Canada's prime minister on Tuesday cautioned US President Barack Obama about pursuing diplomacy with Iran.

"I certainly would not fault President Obama and our allies from trying," Stephen Harper said in Ottawa.

"But my sincere advice would be when it comes to the government of Iran, that we should carefully monitor deeds far more than words."

In a speech at the United Nations General Assembly earlier Tuesday, Obama pushed for pursuing diplomacy with Iran's new government, but called on Tehran to be transparent about its disputed nuclear program.

Iran insists its atomic drive is for peaceful purposes but the West suspects it is pursuing nuclear weapons.

The US president also said he had instructed Secretary of State John Kerry to pursue a possible new diplomatic opening with Tehran.

Kerry is to meet with his Iranian counterpart Mohammad Javad Zarif, as well as foreign ministers from Britain, China, France, Germany and Russia, on Thursday.

Canada broke diplomatic ties with Iran in September 2012.
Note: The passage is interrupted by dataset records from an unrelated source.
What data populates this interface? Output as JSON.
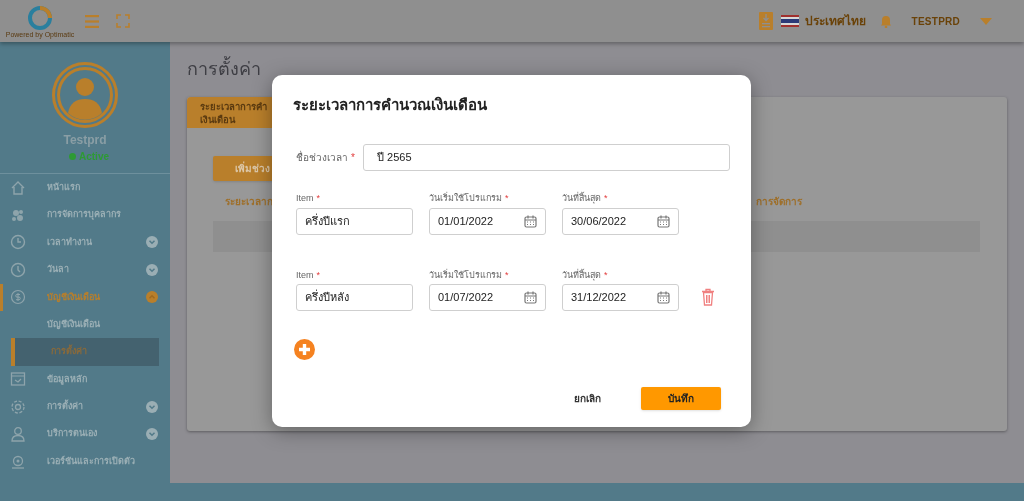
{
  "header": {
    "logo_caption": "Powered by Optimatic",
    "language": "ประเทศไทย",
    "user": "TESTPRD"
  },
  "sidebar": {
    "profile": {
      "name": "Testprd",
      "status": "Active"
    },
    "items": [
      {
        "label": "หน้าแรก",
        "selected": false
      },
      {
        "label": "การจัดการบุคลากร",
        "selected": false
      },
      {
        "label": "เวลาทำงาน",
        "selected": false,
        "expanded": false
      },
      {
        "label": "วันลา",
        "selected": false,
        "expanded": false
      },
      {
        "label": "บัญชีเงินเดือน",
        "selected": true,
        "expanded": true,
        "children": [
          {
            "label": "บัญชีเงินเดือน",
            "selected": false
          },
          {
            "label": "การตั้งค่า",
            "selected": true
          }
        ]
      },
      {
        "label": "ข้อมูลหลัก",
        "selected": false
      },
      {
        "label": "การตั้งค่า",
        "selected": false,
        "expanded": false
      },
      {
        "label": "บริการตนเอง",
        "selected": false,
        "expanded": false
      },
      {
        "label": "เวอร์ชันและการเปิดตัว",
        "selected": false
      }
    ]
  },
  "page": {
    "title": "การตั้งค่า",
    "tabs": [
      {
        "label": "ระยะเวลาการคำ\nเงินเดือน",
        "selected": true
      }
    ],
    "add_button": "เพิ่มช่วง",
    "table": {
      "columns": [
        "ระยะเวลาก",
        "การจัดการ"
      ]
    }
  },
  "dialog": {
    "title": "ระยะเวลาการคำนวณเงินเดือน",
    "name_field": {
      "label": "ชื่อช่วงเวลา",
      "required_mark": "*",
      "value": "ปี 2565"
    },
    "periods": [
      {
        "removable": false,
        "fields": [
          {
            "kind": "text",
            "label": "Item",
            "required_mark": "*",
            "value": "ครึ่งปีแรก"
          },
          {
            "kind": "date",
            "label": "วันเริ่มใช้โปรแกรม",
            "required_mark": "*",
            "value": "01/01/2022"
          },
          {
            "kind": "date",
            "label": "วันที่สิ้นสุด",
            "required_mark": "*",
            "value": "30/06/2022"
          }
        ]
      },
      {
        "removable": true,
        "fields": [
          {
            "kind": "text",
            "label": "Item",
            "required_mark": "*",
            "value": "ครึ่งปีหลัง"
          },
          {
            "kind": "date",
            "label": "วันเริ่มใช้โปรแกรม",
            "required_mark": "*",
            "value": "01/07/2022"
          },
          {
            "kind": "date",
            "label": "วันที่สิ้นสุด",
            "required_mark": "*",
            "value": "31/12/2022"
          }
        ]
      }
    ],
    "buttons": [
      {
        "label": "ยกเลิก",
        "kind": "text"
      },
      {
        "label": "บันทึก",
        "kind": "primary"
      }
    ]
  }
}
At the time, Foreign Affairs Minister John Baird did not cite a specific incident for the breakdown in relations but issued a strongly worded attack on the Islamic Republic's support for Syrian President Bashar al-Assad's regime and its "incitement to genocide" against Israel.

Baird also called the government of Iran the most significant threat to global peace and security and accused its rulers of failing to account for their nuclear program.

On Tuesday, Harper clarified that Ottawa had felt "increased uncertainty" about the safety of its diplomats in Tehran.

"We have no intention of returning to the country until these issues have been addressed appropriately," he added.

Ties have also been strained by Tehran's treatment, including imprisonment, of Iranian-born Canadians. Iran does not recognize dual nationality and authorities have denied Canadian detainees consular protection.